Kayserispor deplasmanı, bildim bileli zorluk seviyesi yüksek maçlara sahne olmuştur. O yüzden, "x deplasmanında 1 puan iyidir" kalıbının en çok yakıştığı şehirlerdendir Kayseri.

Dün gece de bu benzetmenin hakkının verildiği bir maç oynandı. Hem Fenerbahçe'yi hem de Kayserispor'u kutlamak gerek. Maç boyunca, iki takım da futbol odaklı bir oyun oynadı. Her ne kadar zemin buna müsade etmese de!

Fenerbahçe, Cengiz'in golünden sonra temkinli davrandı. Kontratak oyununu ve yüksek tempolu futbolu en iyi oynayan takımlardan olan Kayserispor karşısında, daha durağan bir oyun tercih edildi. Ancak haftalar sonra formasına kavuşan Serdar Aziz'in, klasikleşen hatasından gelen gol Kayserispor'u ikinci yarıya ortak etti. 

Serdar Aziz, oyun içinde bazı anları çok iyi oynuyor. İzlerken, "özellikle yerli rotasyonunda ne kadar değerli olduğunu" düşündürtüyor.

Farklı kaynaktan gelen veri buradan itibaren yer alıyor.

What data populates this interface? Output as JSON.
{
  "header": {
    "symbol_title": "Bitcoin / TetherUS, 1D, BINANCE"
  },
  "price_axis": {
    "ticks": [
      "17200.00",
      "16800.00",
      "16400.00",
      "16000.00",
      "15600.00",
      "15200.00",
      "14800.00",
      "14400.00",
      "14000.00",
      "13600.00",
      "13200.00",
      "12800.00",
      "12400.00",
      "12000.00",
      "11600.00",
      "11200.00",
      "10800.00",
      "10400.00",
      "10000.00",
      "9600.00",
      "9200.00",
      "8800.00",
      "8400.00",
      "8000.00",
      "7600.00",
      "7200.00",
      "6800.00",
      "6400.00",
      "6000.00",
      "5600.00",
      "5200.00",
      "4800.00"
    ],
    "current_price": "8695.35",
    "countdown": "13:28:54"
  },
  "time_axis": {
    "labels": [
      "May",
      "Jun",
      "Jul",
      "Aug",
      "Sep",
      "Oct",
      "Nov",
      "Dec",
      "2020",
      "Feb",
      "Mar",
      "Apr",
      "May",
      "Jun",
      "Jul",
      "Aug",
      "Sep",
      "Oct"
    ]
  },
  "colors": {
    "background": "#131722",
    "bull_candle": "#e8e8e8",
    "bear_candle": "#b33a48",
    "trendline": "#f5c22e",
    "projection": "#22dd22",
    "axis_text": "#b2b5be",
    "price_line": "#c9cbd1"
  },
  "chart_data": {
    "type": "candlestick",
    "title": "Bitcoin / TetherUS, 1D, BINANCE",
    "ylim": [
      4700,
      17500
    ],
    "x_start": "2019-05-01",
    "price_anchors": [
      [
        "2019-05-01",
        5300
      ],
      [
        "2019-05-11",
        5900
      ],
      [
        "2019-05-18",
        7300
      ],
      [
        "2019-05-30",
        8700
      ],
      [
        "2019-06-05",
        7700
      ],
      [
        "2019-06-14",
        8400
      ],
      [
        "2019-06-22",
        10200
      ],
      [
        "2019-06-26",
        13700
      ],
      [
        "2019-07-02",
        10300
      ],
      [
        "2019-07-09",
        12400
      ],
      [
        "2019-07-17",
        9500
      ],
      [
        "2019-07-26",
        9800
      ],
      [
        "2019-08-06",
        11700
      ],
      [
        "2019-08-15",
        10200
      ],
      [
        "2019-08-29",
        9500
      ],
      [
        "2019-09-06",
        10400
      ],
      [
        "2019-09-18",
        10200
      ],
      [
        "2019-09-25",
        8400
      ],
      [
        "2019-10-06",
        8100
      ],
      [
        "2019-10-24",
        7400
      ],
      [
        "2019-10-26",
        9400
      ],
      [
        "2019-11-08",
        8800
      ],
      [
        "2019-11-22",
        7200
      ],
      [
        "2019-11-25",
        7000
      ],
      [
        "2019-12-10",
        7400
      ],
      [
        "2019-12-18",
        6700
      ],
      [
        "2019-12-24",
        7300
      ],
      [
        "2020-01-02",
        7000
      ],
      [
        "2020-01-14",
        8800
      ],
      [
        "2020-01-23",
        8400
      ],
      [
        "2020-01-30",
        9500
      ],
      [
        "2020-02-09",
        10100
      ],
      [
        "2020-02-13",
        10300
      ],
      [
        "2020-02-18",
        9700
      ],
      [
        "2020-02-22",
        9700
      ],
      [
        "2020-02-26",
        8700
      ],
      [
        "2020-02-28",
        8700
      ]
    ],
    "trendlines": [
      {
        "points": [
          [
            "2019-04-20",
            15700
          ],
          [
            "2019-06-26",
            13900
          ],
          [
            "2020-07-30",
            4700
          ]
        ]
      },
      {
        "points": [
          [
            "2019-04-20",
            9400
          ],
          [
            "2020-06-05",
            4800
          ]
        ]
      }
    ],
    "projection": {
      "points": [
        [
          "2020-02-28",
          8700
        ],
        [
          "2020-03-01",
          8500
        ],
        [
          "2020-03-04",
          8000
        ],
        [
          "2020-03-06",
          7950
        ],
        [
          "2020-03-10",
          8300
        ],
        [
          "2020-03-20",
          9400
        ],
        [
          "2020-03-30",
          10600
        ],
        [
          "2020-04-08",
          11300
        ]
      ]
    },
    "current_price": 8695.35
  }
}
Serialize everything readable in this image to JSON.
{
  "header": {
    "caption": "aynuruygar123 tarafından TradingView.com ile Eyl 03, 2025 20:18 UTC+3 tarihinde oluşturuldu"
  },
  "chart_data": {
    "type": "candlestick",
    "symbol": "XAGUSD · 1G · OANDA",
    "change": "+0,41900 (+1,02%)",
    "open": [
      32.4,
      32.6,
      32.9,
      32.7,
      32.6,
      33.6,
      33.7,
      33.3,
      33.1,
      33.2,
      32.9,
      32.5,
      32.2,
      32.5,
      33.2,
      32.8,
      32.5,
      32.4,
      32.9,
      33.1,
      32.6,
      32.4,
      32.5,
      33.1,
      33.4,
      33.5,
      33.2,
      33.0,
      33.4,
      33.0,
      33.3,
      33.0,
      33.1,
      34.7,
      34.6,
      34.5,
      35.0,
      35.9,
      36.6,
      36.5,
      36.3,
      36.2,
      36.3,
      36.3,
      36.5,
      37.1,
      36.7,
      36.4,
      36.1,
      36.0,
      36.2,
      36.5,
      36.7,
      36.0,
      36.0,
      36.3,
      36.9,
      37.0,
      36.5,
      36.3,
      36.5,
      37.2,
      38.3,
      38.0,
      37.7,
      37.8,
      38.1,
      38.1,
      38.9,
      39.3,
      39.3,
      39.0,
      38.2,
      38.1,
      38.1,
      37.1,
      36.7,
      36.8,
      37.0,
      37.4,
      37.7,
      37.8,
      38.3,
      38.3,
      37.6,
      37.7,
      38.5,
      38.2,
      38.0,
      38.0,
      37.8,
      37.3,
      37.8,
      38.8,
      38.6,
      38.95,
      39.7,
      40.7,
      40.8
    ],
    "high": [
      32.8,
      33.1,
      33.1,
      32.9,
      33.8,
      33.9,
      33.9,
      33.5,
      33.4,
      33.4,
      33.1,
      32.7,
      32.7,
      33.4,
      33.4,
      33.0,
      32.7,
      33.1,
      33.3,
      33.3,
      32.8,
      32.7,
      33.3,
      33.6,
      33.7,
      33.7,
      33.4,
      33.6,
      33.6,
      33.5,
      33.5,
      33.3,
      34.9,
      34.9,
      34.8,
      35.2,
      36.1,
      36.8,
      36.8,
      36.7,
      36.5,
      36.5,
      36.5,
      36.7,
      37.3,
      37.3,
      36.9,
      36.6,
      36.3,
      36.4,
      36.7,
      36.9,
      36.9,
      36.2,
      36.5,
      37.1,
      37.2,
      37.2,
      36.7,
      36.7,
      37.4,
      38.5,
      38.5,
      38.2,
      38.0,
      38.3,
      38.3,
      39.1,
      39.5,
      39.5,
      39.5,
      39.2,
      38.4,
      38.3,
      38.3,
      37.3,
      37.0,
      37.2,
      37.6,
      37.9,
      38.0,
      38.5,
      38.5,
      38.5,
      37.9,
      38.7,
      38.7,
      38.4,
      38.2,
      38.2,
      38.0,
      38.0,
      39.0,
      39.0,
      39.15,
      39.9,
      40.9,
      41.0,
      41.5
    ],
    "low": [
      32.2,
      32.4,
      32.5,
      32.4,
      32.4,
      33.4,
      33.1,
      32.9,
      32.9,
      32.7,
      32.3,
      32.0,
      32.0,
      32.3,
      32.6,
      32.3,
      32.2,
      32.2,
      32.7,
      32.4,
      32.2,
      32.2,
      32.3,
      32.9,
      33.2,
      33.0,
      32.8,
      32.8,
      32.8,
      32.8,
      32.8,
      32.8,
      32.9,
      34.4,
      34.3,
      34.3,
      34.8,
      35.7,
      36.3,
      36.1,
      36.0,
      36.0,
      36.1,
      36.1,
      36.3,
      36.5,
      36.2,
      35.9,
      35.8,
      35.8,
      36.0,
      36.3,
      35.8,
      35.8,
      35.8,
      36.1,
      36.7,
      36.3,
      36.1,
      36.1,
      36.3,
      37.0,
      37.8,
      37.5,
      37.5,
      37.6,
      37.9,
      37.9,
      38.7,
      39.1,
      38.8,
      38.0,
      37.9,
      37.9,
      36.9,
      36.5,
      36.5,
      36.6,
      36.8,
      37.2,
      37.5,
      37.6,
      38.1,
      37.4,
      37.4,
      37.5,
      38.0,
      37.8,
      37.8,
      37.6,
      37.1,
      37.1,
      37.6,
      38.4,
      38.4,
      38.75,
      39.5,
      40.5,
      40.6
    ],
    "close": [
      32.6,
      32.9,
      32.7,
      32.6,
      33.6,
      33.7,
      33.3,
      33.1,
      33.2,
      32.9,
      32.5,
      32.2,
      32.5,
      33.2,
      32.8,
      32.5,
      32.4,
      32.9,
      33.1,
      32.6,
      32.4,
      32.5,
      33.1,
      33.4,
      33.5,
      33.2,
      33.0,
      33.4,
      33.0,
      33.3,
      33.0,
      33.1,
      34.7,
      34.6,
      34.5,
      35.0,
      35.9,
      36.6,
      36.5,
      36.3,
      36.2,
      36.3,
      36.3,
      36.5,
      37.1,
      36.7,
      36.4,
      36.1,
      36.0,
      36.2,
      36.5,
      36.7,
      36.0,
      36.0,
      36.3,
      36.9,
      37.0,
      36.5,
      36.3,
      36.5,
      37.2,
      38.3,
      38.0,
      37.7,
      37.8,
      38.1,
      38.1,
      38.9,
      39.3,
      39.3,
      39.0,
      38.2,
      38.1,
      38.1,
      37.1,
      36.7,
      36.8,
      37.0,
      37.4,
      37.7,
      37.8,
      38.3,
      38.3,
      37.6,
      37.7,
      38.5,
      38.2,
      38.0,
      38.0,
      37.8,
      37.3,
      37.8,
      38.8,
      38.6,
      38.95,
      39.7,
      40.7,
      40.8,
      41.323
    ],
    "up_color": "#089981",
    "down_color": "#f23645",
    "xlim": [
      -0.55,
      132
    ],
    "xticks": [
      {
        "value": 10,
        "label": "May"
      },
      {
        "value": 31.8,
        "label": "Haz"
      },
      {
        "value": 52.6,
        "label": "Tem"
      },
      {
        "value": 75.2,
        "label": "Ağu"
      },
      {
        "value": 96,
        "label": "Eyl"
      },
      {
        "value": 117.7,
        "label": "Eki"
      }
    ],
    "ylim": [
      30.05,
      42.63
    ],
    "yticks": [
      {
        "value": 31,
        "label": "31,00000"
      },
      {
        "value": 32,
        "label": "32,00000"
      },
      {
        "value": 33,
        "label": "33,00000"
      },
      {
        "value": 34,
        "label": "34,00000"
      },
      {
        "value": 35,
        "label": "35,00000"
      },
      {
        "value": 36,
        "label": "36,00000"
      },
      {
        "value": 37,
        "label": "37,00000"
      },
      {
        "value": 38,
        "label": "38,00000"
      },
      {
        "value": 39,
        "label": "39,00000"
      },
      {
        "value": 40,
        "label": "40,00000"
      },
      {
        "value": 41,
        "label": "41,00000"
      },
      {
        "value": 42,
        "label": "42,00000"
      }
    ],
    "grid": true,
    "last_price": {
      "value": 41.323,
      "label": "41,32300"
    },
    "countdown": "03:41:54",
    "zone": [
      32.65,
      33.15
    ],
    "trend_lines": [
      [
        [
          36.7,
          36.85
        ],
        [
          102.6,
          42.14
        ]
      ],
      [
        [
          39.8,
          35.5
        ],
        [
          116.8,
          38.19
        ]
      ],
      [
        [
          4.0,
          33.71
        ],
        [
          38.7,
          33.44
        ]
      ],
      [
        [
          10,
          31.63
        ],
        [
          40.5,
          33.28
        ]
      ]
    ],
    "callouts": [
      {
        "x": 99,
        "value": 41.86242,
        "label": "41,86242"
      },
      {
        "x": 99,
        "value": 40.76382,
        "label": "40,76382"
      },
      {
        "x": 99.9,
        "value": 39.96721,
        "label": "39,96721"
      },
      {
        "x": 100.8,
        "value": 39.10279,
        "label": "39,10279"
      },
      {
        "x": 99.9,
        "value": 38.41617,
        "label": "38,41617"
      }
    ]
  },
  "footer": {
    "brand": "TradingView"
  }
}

Ama çok geçmeden, Galatasaray'da neden tutunamadığını ve yıllardır Fenerbahçe'de neden as stoper olarak değerlendirilmediğini çok iyi özetleyen hatalar silsilesine bulaşıyor. Kayseri'de de benzer hisleri yaşattı.

Galibiyeti, öz güven getirdi

Fenerbahçe, çok zorlanmadan kazanabileceği maçı, bireysel hatalar nedeniyle tehlikeye attı. Bu sezon alışık olduğumuz senaryoda, Fenerbahçe 2 farklı skoru yakaladıktan sonra rakipleri dağılır ve maç kopardı. Ama Kayserispor mental ve fizik açıdan sağlam duruşunu bozmadı.

Tadic ve Szymanski'nin silik kaldığı maçta, Batshuayi ve Cengiz takımı sırtladı. Maç 3-1'den 3-3'e gelmesine rağmen, vitesi artıran Fenerbahçe "ben bir şekilde golü bulurum" öz güveniyle yeniden öne geçti ve Beşiktaş deplasmanının hemen ardından oynanabilecek en zor dış saha maçlarından birini kayıpsız atlattı. 

Başrol Mert Hakan, figüranlar Fred-Zorbay

En azından puan olarak kayıpsız. Çünkü, bitti gözüyle bakılan maçın 90+ bilmem kaçıncı dakikasında, olmayacak işler oldu. Başrolde Mert Hakan, yan rollerde Fred ve Zorbay Küçük vardı.

Mert Hakan'ın kale önünde yaptığı gereksiz faule, anlamsız itirazları ve tansiyonu yükselten hareketleri eklenince, Fred'le beraber sarı kartlık oldular. Hadi buraya kadar tamam! Ya sonrası?

Tecrübeli acemilik!

Hakem Zorbay Küçük ne duyduysa, Fred'i birden oyundan attı. Böyle ani ve sert bir hamleyle alınan karar, "Herhalde Fred küfür etti" algısını oluşturdu.

Ama anlayamadığım şu; kariyeri boyunca 1 kere bile direkt kırmızı kart görmemiş Fred gibi tecrübeli bir ismin, Galatasaray derbisinden önce böyle bir acemiliği nasıl yaptığı. 

Eminim maçtan önce, Zorbay Küçük'ün Fenerbahçe maçlarındaki kart sevgisi bütün futbolculara anlatılmıştır. Küfür etti veya etmedi, Fred'in sarı kartı gördükten sonra hakemin yanından uzaklaşması ve münakaşaya girmemesi gerekirdi.

Biri yalan söylüyor!

Zorbay Küçük, Fred'in kendisine küfür ettiğini söylüyor. Fred asla kabul etmiyor. İkisinden biri yalan söylüyor.

Maç kazasız belasız bitsin diye oyuna alınan Mert Hakan, fitilini ateşlediği olayların sonucunda hem kendisini hem de Fred'i yaktı. Günah keçisi ilan etmek istemiyorum ama Fenerbahçe'deki dördüncü yılına yaklaşan Mert Hakan'ın, geldiği günden beri bu takıma hiçbir fayda sağlamadığı da apaçık ortada.

Faydası olmadığı gibi, zarar sayısı da bir hayli fazla!